Wellington Language in the Workplace Project Corpus

Not generally available (?). Project aimed to analyse socio-pragmatic norms of interpersonal communication in a wide variety of NZ workplaces, with recordings done as unobtrusively as possible. Volunteers tape-recorded a range of their everday work interactions over a period of time, collecting two-party & multipary meetings, informal work-related conversations, telephone calls, & workplace small talk. Currently (2004) comprises 2000 interactions involving >500 participants, recorded in a number of government departments & commercial white-collar organizations, small businesses, & blue-collar factories. Social talk & business or task-oriented talk, ranging from short telephone calls of <1min to meetings >4 hrs long. Audio recordings are supplemented by detailed on-site ethnographic observations, written agendas & minutes, demographic & organizational info, & video recordings. Contact Janet Holmes at the Victoria University of Wellington, NZ.

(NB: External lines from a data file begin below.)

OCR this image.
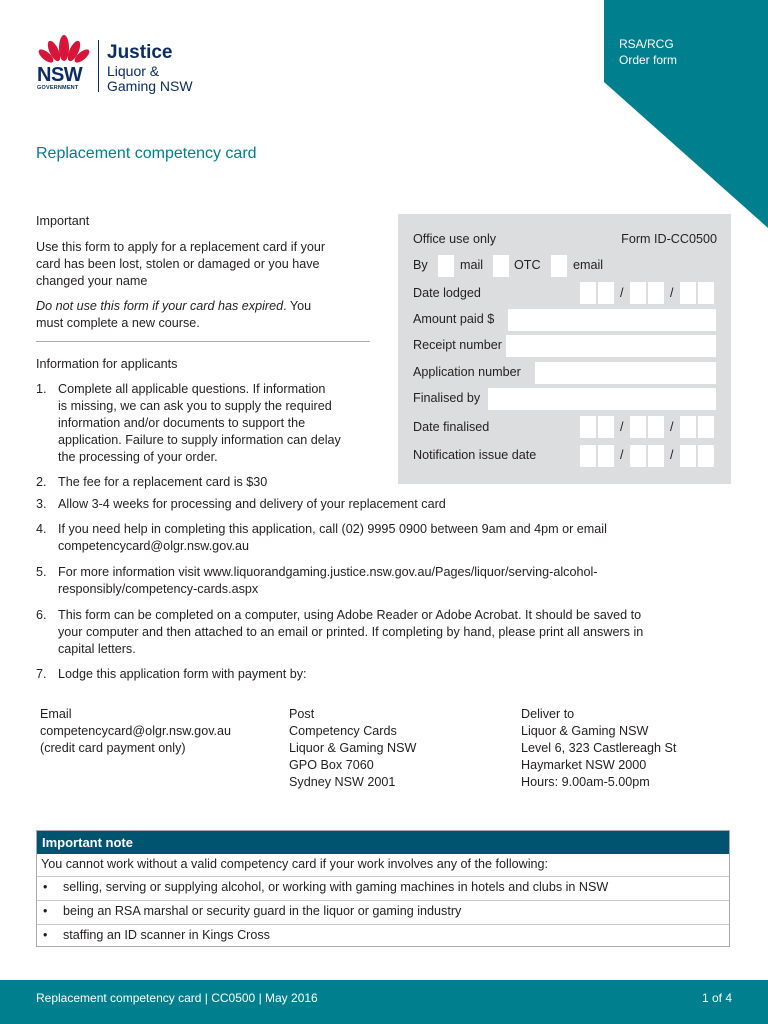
RSA/RCG
Order form
NSW
GOVERNMENT
Justice
Liquor &
Gaming NSW
Replacement competency card
Important
Use this form to apply for a replacement card if your
card has been lost, stolen or damaged or you have
changed your name
Do not use this form if your card has expired. You
must complete a new course.
Information for applicants
1. Complete all applicable questions. If information
is missing, we can ask you to supply the required
information and/or documents to support the
application. Failure to supply information can delay
the processing of your order.
2. The fee for a replacement card is $30
3. Allow 3-4 weeks for processing and delivery of your replacement card
4. If you need help in completing this application, call (02) 9995 0900 between 9am and 4pm or email
competencycard@olgr.nsw.gov.au
5. For more information visit www.liquorandgaming.justice.nsw.gov.au/Pages/liquor/serving-alcohol-
responsibly/competency-cards.aspx
6. This form can be completed on a computer, using Adobe Reader or Adobe Acrobat. It should be saved to
your computer and then attached to an email or printed. If completing by hand, please print all answers in
capital letters.
7. Lodge this application form with payment by:
Office use only	Form ID-CC0500
By	mail OTC	email
Date lodged	/	/
Amount paid $
Receipt number
Application number
Finalised by
Date finalised	/	/
Notification issue date	/	/
Email
competencycard@olgr.nsw.gov.au
(credit card payment only)
Post
Competency Cards
Liquor & Gaming NSW
GPO Box 7060
Sydney NSW 2001
Deliver to
Liquor & Gaming NSW
Level 6, 323 Castlereagh St
Haymarket NSW 2000
Hours: 9.00am-5.00pm
Important note
You cannot work without a valid competency card if your work involves any of the following:
• selling, serving or supplying alcohol, or working with gaming machines in hotels and clubs in NSW
• being an RSA marshal or security guard in the liquor or gaming industry
• staffing an ID scanner in Kings Cross
Replacement competency card | CC0500 | May 2016	1 of 4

British National Corpus (BNC)

Naturally, the spoken component of the British National Corpus is also a rich resource (although for phonetic/prosodic research you'll need to get the audio tapes from the British Library... these are now generally available, but the matching of tapes & actual BNC files is problematic).

The LDC also contains various resources which are not 'corpora' as such, but may be of interest. Example: the LDC American English Spoken Lexicon, which is a collection of pronunciations captured in individual audio files for more than 50,000 of the most common words in English (words were extracted from newswire & telephone conversation; description & links to audio files here), or the West Point Company G3 American English Speech Data, comprising 185 sentences read out by volunteers.

 

Diachronic Comparisons (recent changes in English)

Since the first major English corpora were collected in the 1960s, it is now possible to compare these earlier corpora with more contemporary (1990s) corpora. For written British English, LOB can now be compared with FLOB, while for American English, it's Brown v. Frown. For spoken British English, the Diachronic Corpus of Present-Day Spoken English (DCPSE) allows comparisons of the London-Lund Corpus (LLC, 1960s) with the British component of the International Corpus of English (ICE-GB, 1990s).

More recently, Mark Davies has compiled a Corpus of Contemporary American (COCA) that is continually being updated every 6-9 months--probably the only corpus of English that is suitable for looking at current, ongoing changes in the language.

  [Top]


Historical Corpora or Collections (English)

ARCHER Corpus
(A Representative Corpus of Historical English Registers)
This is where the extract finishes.